Rozgniewał się na to król i kazał rozpalić patelnie i kotły. Skoro tylko się rozpaliły, rozkazał temu, który przemawiał w imieniu wszystkich, obciąć język, ściągnąć skórę z głowy i obciąć końce członków, na oczach innych braci i matki. Gdy był on już całkiem bezwładny , rozkazał go sprowadzić do ognia, bo jeszcze oddychał, i smażyć na patelni. Gdy zaś swąd z patelni szeroko się rozchodził, [pozostali bracia] wzajemnie razem z matką napominali się, aby mężnie złożyć życie.
Mówili w ten sposób: Pan Bóg widzi i naprawdę ma litość nad nami, zgodnie z tym, co Mojżesz przepowiedział w pieśni, która wyraźnie o tym świadczy w tych słowach: Będzie miał litość nad swymi sługami. Kiedy pierwszy w ten sposób zakończył życie, przyprowadzono drugiego na miejsce kaźni.
Gdy ściągnięto mu skórę z głowy razem z włosami, zapytano go: Czy będziesz jadł, zanim ciało, członek po członku, będzie poddane kaźni? On zaś odpowiedział ojczystą mową: Nie! Dlatego on także z kolei został poddany katuszom, jak pierwszy. W chwili, gdy oddawał ostatnie tchnienie, powiedział: Ty, zbrodniarzu, odbierasz nam to obecne życie. Król świata jednak nas, którzy umieramy za Jego prawa, wskrzesi i ożywi do życia wiecznego.
Po nim był męczony trzeci. Na żądanie natychmiast wysunął język, a ręce wyciągnął bez obawy i mężnie powiedział: Od Nieba je otrzymałem, ale dla Jego praw nimi gardzę, a spodziewam się, że od Niego ponownie je otrzymam. Nawet sam król i całe jego otoczenie zdumiewało się odwagą młodzieńca, jak za nic miał cierpienia.
Gdy ten już zakończył życie, takim samym katuszom poddano czwartego. Konając tak powiedział: Lepiej jest nam, którzy giniemy z ludzkich rąk, w Bogu pokładać nadzieję, że znów przez Niego będziemy wskrzeszeni. Dla ciebie bowiem nie ma wskrzeszenia do życia. Następnie przyprowadzono piątego i poddano katuszom. On zaś wpatrując się w niego powiedział: Śmiertelny jesteś, choć masz władzę nad ludźmi i czynisz to, co zechcesz. Nie myśl jednak, że nasz naród jest opuszczony przez Boga. Ty zaś zaczekaj, a zobaczysz wielką Jego moc, jak ciebie i twoje potomstwo podda katuszom.

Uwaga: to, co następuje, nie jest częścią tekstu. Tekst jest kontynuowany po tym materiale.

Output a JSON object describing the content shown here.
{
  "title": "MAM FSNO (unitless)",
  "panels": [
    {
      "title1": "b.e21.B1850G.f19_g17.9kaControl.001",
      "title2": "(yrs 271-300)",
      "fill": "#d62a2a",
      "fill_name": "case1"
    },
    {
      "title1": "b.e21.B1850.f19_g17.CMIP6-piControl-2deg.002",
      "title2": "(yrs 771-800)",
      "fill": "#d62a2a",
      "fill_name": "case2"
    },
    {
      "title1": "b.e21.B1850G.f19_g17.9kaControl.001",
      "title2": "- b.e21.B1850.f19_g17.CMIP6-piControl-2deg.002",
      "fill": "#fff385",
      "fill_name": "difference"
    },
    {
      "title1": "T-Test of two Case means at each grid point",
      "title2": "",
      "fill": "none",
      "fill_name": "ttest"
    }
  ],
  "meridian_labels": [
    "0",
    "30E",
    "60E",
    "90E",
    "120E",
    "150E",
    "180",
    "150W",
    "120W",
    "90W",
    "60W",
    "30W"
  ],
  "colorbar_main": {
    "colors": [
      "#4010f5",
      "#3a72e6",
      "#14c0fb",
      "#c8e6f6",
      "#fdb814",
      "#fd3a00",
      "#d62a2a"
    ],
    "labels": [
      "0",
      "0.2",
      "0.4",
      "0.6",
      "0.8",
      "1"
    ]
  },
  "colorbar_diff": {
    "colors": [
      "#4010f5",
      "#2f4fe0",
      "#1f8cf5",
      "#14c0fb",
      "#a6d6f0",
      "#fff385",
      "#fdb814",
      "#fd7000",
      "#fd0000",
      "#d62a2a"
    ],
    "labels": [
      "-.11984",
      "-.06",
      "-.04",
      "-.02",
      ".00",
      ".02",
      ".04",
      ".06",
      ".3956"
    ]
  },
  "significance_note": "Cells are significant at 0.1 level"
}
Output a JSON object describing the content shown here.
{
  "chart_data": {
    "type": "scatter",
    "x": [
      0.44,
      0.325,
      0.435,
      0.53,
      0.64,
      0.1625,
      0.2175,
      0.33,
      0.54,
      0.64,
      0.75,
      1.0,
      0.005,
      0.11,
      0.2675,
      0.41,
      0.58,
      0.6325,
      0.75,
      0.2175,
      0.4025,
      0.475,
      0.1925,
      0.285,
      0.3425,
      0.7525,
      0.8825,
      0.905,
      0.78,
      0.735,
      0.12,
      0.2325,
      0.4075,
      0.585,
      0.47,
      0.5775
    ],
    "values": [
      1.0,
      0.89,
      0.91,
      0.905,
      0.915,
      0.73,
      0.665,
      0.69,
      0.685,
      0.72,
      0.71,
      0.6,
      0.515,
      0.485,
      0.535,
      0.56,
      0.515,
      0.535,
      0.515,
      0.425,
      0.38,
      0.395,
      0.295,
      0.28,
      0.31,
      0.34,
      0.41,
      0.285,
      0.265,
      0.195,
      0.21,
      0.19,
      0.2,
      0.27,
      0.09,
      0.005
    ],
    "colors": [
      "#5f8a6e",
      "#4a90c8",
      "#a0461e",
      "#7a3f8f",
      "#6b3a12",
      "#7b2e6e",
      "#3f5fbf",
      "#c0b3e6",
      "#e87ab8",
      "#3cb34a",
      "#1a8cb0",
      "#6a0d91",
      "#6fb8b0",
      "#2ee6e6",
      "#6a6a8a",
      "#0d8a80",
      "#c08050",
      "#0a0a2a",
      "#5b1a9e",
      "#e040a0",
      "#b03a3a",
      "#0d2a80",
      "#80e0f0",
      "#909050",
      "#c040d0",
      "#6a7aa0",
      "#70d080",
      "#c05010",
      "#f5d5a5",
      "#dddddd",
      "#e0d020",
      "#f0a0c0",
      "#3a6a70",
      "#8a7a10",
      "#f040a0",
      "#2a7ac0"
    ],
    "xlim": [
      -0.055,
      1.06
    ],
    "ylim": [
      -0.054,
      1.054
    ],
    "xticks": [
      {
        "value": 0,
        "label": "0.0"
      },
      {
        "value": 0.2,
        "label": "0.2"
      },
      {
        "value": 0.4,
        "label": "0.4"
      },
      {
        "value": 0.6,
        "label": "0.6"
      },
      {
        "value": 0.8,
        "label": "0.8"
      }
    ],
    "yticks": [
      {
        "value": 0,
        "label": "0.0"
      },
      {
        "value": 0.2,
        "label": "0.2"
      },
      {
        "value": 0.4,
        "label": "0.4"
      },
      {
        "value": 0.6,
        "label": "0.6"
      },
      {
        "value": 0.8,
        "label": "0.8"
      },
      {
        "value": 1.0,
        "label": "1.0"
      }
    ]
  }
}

Po nim przyprowadzono szóstego, ten zaś konając powiedział: Nie oszukuj na darmo sam siebie! My bowiem z własnej winy cierpimy, zgrzeszywszy przeciwko naszemu Bogu. Dlatego też przyszły na nas tak potworne nieszczęścia. Ty jednak nie przypuszczaj, że pozostaniesz bez kary, skoro odważyłeś się prowadzić wojnę z Bogiem.
Przede wszystkim zaś godna podziwu i trwałej pamięci była matka. Przyglądała się ona w ciągu jednego dnia śmierci siedmiu synów i zniosła to mężnie. Nadzieję bowiem pokładała w Panu. Pełna szlachetnych myśli, zagrzewając swoje kobiece usposobienie męską odwagą, każdego z nich upominała w ojczystym języku.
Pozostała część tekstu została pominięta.